By Dominic Ponsford
Just weeks after MPs accused it of being too “softly, softly”, the Press Complaints Commission has issued two tough judgements against national newspapers.
It has condemned The Sun for invading the privacy of Australian conman Peter Foster by publishing transcripts of private telephone conversations.
And it has upheld a complaint against the Scottish Daily Record, which paid a criminal implicated in a murder inquiry for his story.
The Sun published a series of articles on 13 and 14 December, 2002, based on recorded telephone conversations between Foster and his mother. The paper has never revealed how it obtained the transcripts.
At the time, Foster – a convicted fraudster – was at the centre of the “Cheriegate” scandal concerning advice given to Cherie Blair over the purchase of flats in Bristol.
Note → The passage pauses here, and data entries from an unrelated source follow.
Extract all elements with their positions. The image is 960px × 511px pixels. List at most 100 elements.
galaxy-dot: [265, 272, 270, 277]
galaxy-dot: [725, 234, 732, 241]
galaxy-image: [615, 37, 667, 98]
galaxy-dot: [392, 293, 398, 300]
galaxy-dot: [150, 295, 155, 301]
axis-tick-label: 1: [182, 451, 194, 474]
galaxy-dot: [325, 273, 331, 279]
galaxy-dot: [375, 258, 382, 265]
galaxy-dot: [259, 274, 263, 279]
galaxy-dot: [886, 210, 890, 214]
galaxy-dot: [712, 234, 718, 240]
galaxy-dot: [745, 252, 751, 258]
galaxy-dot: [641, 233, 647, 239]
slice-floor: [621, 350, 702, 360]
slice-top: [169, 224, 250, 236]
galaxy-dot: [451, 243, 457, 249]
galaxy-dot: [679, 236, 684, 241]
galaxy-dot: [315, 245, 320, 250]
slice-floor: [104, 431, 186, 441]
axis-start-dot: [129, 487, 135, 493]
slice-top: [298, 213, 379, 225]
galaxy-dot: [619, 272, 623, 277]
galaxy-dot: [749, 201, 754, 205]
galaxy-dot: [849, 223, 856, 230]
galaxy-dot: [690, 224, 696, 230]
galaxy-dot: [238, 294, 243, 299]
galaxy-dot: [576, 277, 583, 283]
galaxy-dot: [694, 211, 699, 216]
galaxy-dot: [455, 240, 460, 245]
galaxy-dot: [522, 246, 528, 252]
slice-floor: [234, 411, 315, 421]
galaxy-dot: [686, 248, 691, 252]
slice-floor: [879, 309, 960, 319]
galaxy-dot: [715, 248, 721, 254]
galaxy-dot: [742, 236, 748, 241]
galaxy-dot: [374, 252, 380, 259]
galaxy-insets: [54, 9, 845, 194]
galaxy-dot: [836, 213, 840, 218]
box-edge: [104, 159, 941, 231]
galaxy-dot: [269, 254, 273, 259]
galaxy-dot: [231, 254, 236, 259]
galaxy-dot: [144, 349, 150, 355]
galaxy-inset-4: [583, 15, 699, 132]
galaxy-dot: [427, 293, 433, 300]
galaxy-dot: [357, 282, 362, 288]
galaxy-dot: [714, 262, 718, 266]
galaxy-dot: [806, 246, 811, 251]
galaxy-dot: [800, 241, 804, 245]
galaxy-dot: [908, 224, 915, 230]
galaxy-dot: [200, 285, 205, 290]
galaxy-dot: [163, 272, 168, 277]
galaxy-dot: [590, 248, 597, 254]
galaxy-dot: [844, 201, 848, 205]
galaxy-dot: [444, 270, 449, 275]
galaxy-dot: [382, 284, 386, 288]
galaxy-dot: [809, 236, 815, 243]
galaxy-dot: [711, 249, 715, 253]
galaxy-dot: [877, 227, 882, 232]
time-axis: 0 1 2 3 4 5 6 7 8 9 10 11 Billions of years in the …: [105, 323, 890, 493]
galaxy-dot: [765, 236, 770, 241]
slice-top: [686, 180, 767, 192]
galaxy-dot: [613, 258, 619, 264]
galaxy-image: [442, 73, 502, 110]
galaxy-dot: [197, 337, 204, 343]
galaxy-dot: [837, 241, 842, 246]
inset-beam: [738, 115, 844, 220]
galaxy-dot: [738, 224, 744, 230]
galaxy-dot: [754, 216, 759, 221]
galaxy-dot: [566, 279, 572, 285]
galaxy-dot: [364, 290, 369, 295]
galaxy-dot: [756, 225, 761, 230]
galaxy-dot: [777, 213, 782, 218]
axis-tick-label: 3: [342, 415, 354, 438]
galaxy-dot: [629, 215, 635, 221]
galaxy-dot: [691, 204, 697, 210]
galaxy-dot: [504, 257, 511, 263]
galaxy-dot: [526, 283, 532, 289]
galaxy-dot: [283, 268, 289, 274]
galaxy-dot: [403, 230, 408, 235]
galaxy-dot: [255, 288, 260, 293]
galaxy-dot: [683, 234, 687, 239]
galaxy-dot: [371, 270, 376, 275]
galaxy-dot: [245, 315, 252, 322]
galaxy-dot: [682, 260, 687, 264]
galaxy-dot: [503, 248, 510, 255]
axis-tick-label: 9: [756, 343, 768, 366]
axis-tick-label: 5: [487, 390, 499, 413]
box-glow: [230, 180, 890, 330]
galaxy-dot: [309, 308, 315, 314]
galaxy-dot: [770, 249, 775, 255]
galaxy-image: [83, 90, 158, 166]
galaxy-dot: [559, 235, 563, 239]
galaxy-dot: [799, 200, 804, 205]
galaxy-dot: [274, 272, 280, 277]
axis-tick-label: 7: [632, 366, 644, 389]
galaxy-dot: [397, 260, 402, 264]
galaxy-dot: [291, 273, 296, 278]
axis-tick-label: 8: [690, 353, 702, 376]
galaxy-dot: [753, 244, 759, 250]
The conversations revealed Foster discussing plans to sell his story to various newspapers.
In one excerpt, Foster told his mother Louise: “It’s a PR nightmare. It’s a PR f***ing nightmare. I’m f****d. My reputation is f****d.”
In its ruling, the PCC said it regarded eavesdropping into private telephone conversations as one of the most serious forms of intrusion into privacy. It said: “In view of the serious nature of such intrusion… the commission must set the public interest hurdle at a demonstrably high level.”
The Sun, then edited by David Yelland, argued that publication was in the public interest because the transcripts helped ensure the public was not misled further by those involved in the Cheriegate saga.
But the PCC said: “For the commission to have rejected this complaint would be unacceptably to expose all those involved in high-profile news stories to unjustified physical intrusion.”
The Sun published the adjudication in full on page 24 of Tuesday’s edition.
The ruling secures The Sun’s position as the publication with the most PCC judgements against it – 21.
The Daily Record complaint came about after it paid murder suspect Hector Dick for an interview.
The PCC judged that the terms of the Editors’ Code of Practice concerning payments to witnesses had not been breached because the deal was struck after the conclusion of the trial.
But it ruled that the Record had breached the rules on payments to criminals because the information gained from the interview was not significant enough to satisfy the public interest defence.
The PCC chose, however, not to censure the Record because of a number of mitigating factors and it said that the Code of Practice may need to be amended as a result of the case.